Examples of using "Irse" in a sentence and their dutch translations:
Laat haar los!
Laat hem gaan!
Het is tijd om te vertrekken.
Ze verplichtten haar te gaan.
Ze heeft zo veel zin om te gaan.
- U mag nu gaan, meneer.
- U kunt nu gaan, meneer.
Hij besloot naar het buitenland te gaan.
- Jullie mogen vertrekken.
- Zij mogen vertrekken.
- Het is tijd om weg te gaan.
- Het is tijd om te vertrekken.
Moet hij meteen weg?
Weinig olifanten zouden vrijwillig naar Europa trekken.
Ze wilde graag naar huis.
Tom is klaar om te vertrekken, toch?
Het is te vroeg om naar bed te gaan.
Ze spaart om naar het buitenland te trekken.
Het is bedtijd.
Ik zag Andrea van huis weggaan.
- Het is bedtijd.
- Het is tijd om naar bed te gaan.
Het is te vroeg om naar bed te gaan.
Het is al laat, tijd om te gaan slapen.
Hij zal Tokio verlaten in juni en naar Kansai gaan.
Ik laat mijn werknemers toe om vroeg te vertrekken.
- Jullie mogen gaan.
- U mag gaan.
U mag gaan waar uw wil.
Hij is net weggegaan.
Ze staan op het punt weg te gaan.
Tom wilde vroeg naar huis, maar Maria niet.
Tom is een beetje moe. Hij wil naar huis.
De leerkracht liet de jongen naar huis gaan.
Ze gaan.
Het is tijd om naar bed te gaan. Zet de radio af.
- U mag nu gaan, meneer.
- U kunt nu gaan, meneer.
Hij zei dat hij weg wilde gaan, maar maakte niet duidelijk waarom.
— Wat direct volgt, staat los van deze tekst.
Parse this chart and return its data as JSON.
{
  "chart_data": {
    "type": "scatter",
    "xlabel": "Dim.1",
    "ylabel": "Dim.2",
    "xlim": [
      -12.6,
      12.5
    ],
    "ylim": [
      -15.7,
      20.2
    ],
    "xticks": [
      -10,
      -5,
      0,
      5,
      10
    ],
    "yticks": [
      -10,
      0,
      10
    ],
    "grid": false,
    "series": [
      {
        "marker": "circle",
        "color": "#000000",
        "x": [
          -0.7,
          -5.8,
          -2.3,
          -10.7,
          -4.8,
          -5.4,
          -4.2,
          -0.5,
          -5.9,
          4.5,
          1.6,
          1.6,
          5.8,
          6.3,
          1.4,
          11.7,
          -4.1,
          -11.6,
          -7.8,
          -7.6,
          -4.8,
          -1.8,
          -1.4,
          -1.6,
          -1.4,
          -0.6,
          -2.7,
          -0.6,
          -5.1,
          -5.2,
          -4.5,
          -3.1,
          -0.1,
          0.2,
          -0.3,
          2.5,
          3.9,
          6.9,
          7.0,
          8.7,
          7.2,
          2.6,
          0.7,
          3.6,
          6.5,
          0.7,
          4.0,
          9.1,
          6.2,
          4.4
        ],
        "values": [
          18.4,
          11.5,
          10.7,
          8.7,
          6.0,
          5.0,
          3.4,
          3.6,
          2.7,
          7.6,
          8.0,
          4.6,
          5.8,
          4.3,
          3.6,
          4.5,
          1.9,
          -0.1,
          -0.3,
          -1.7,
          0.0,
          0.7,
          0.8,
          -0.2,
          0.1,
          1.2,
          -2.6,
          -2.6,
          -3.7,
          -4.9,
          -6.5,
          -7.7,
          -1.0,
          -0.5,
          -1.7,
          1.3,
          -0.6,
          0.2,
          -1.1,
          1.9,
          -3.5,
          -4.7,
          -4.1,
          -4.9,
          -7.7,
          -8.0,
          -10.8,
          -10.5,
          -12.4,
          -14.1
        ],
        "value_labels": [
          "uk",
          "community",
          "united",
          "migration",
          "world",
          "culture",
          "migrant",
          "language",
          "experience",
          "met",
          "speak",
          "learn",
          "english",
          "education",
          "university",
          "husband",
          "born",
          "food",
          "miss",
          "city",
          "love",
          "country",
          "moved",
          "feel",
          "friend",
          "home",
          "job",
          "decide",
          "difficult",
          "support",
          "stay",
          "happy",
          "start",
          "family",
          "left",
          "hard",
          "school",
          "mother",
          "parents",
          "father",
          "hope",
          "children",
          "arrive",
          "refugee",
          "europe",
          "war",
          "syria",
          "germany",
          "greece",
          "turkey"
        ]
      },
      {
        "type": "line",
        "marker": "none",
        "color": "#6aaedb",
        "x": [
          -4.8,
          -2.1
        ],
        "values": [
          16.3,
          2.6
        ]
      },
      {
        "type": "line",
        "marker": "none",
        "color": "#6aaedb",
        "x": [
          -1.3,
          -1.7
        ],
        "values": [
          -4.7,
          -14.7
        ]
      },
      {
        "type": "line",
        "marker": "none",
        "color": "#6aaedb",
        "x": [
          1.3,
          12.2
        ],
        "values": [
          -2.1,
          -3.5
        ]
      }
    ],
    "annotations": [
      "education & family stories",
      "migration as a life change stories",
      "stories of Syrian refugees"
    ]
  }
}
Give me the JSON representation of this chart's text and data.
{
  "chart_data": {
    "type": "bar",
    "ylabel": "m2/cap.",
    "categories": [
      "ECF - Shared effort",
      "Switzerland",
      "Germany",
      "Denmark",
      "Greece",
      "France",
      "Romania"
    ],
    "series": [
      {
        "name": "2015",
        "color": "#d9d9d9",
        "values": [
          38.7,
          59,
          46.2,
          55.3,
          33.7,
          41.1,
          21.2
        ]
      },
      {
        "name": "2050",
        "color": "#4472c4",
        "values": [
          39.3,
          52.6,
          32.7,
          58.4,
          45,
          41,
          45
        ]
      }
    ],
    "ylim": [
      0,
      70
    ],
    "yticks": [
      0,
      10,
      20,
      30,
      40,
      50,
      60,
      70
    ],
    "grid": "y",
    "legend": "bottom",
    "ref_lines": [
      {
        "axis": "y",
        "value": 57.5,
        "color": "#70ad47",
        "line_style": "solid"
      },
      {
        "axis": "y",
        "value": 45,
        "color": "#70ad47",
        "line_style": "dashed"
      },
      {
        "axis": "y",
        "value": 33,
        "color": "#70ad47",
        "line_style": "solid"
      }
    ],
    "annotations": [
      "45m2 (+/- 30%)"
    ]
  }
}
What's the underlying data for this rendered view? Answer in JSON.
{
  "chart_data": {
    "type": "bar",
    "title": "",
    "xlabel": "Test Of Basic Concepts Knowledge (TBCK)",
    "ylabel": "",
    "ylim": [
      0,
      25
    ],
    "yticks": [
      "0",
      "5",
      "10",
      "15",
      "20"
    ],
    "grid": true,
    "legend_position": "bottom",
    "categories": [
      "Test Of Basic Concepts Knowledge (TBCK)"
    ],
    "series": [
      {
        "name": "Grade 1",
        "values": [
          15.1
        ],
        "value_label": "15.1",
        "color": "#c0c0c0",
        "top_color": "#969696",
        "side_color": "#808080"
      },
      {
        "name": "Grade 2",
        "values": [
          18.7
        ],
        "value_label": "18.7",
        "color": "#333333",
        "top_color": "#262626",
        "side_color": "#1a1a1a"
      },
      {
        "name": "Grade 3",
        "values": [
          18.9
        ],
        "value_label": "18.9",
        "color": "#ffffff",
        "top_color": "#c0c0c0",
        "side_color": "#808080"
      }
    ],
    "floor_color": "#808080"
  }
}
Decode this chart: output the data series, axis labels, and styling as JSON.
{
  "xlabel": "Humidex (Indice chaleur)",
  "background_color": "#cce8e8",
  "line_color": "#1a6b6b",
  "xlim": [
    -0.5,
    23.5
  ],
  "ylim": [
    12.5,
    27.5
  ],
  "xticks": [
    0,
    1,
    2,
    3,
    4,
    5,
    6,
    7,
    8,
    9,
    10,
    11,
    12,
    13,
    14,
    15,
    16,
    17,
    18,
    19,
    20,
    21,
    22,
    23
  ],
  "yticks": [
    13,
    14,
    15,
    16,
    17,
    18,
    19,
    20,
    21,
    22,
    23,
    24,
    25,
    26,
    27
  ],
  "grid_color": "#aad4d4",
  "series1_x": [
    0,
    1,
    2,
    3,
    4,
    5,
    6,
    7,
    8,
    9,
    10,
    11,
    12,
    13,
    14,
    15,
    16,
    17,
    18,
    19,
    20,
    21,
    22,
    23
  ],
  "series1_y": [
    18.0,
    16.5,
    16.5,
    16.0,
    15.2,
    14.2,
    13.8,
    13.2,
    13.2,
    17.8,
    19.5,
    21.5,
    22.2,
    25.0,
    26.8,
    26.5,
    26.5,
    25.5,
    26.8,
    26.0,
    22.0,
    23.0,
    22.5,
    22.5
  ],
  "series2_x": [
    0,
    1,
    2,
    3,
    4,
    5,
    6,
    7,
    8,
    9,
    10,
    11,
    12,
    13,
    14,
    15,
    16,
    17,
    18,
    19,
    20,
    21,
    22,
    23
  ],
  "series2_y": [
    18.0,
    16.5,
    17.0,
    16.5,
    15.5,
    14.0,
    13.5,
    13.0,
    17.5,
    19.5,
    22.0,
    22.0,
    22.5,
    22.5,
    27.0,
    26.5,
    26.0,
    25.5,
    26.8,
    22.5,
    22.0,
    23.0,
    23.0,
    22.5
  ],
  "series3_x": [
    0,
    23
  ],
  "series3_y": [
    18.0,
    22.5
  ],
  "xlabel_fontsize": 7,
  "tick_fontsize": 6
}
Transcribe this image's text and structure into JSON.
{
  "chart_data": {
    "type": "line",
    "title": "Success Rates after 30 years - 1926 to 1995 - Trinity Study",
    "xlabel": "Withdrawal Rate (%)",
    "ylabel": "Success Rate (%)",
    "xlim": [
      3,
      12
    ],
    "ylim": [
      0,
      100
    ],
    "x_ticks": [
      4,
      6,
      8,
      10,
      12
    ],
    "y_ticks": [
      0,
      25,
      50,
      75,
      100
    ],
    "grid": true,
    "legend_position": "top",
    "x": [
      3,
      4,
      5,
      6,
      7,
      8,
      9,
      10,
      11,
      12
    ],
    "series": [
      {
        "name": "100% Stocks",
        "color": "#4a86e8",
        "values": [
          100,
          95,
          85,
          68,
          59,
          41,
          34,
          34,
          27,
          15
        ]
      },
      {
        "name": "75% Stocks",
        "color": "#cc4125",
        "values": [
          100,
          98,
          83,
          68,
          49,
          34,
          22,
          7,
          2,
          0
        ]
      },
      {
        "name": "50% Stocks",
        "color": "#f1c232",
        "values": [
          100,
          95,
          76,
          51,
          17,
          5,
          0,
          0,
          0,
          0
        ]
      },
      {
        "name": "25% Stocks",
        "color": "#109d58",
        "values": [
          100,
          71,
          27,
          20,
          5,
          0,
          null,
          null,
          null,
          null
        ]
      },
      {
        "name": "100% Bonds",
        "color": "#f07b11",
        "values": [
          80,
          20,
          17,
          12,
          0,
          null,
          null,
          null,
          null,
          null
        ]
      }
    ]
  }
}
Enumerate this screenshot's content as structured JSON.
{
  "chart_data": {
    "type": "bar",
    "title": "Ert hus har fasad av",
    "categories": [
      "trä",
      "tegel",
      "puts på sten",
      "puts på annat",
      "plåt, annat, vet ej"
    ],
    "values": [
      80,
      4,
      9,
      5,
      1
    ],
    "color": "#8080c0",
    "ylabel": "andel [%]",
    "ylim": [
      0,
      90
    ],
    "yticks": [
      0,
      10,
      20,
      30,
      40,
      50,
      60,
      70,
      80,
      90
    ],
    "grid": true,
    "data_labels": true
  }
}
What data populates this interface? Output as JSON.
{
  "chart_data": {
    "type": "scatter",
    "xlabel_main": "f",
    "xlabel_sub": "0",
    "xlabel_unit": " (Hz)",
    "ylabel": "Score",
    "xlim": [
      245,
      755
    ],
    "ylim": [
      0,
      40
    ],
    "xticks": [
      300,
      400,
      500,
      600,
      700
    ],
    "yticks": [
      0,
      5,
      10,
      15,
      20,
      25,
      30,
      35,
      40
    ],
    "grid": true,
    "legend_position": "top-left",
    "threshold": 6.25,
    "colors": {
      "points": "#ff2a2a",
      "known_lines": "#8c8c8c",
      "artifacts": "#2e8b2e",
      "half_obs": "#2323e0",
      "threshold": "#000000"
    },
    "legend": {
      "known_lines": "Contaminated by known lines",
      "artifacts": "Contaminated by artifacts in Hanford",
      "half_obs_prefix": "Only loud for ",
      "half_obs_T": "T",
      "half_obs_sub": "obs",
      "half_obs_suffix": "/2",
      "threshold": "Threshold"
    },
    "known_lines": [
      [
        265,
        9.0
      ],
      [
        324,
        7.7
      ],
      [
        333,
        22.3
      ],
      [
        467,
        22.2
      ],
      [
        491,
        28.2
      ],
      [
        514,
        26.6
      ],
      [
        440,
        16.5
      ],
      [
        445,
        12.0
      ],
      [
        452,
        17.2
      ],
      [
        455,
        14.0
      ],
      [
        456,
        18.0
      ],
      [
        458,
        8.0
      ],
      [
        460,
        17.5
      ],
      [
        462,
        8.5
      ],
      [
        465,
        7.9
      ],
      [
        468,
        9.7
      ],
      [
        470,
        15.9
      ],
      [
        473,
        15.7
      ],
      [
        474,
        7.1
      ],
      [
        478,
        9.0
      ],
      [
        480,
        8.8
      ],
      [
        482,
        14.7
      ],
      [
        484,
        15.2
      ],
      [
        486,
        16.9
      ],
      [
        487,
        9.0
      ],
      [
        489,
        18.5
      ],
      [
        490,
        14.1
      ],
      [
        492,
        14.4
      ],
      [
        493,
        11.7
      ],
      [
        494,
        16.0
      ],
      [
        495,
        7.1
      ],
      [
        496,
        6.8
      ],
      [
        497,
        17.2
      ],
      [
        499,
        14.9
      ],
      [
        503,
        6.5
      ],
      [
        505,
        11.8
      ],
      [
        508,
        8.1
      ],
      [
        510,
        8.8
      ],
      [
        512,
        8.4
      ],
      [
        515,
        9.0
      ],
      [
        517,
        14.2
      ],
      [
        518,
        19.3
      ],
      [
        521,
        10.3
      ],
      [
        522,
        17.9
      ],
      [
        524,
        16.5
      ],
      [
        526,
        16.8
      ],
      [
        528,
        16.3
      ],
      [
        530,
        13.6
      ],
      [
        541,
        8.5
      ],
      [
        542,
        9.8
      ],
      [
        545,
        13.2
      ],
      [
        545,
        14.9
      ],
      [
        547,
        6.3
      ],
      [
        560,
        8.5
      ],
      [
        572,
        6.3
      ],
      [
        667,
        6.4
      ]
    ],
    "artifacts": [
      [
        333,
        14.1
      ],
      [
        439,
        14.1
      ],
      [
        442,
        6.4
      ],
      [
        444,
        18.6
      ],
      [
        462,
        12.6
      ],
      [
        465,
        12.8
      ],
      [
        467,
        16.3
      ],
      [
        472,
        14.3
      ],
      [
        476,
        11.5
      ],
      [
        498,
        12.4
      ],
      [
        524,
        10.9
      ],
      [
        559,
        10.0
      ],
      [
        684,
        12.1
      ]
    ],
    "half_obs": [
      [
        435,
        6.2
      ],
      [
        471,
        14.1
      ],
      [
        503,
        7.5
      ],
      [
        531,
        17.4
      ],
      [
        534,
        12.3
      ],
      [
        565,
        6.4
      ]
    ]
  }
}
De telefoon ging juist toen zij op het punt stond te vertrekken.
Waarom vertrekken als je het beste territorium van de stad hebt?
Tom kon niet geloven dat het alweer tijd was om naar huis te gaan.
Het is tijd om naar school te gaan.
De arbeiders verenigden zich om te gaan staken en het bedrijf te bestrijden.
Ik zag Andrea van huis weggaan.
Waarom zou je in Frankrijk wonen als je net zo goed in Algerije kunt wonen?
- Je mag gaan.
- U mag gaan.
Het is bedtijd.
Het is tijd om naar bed te gaan.
Het is tijd om naar bed te gaan. Zet de radio af.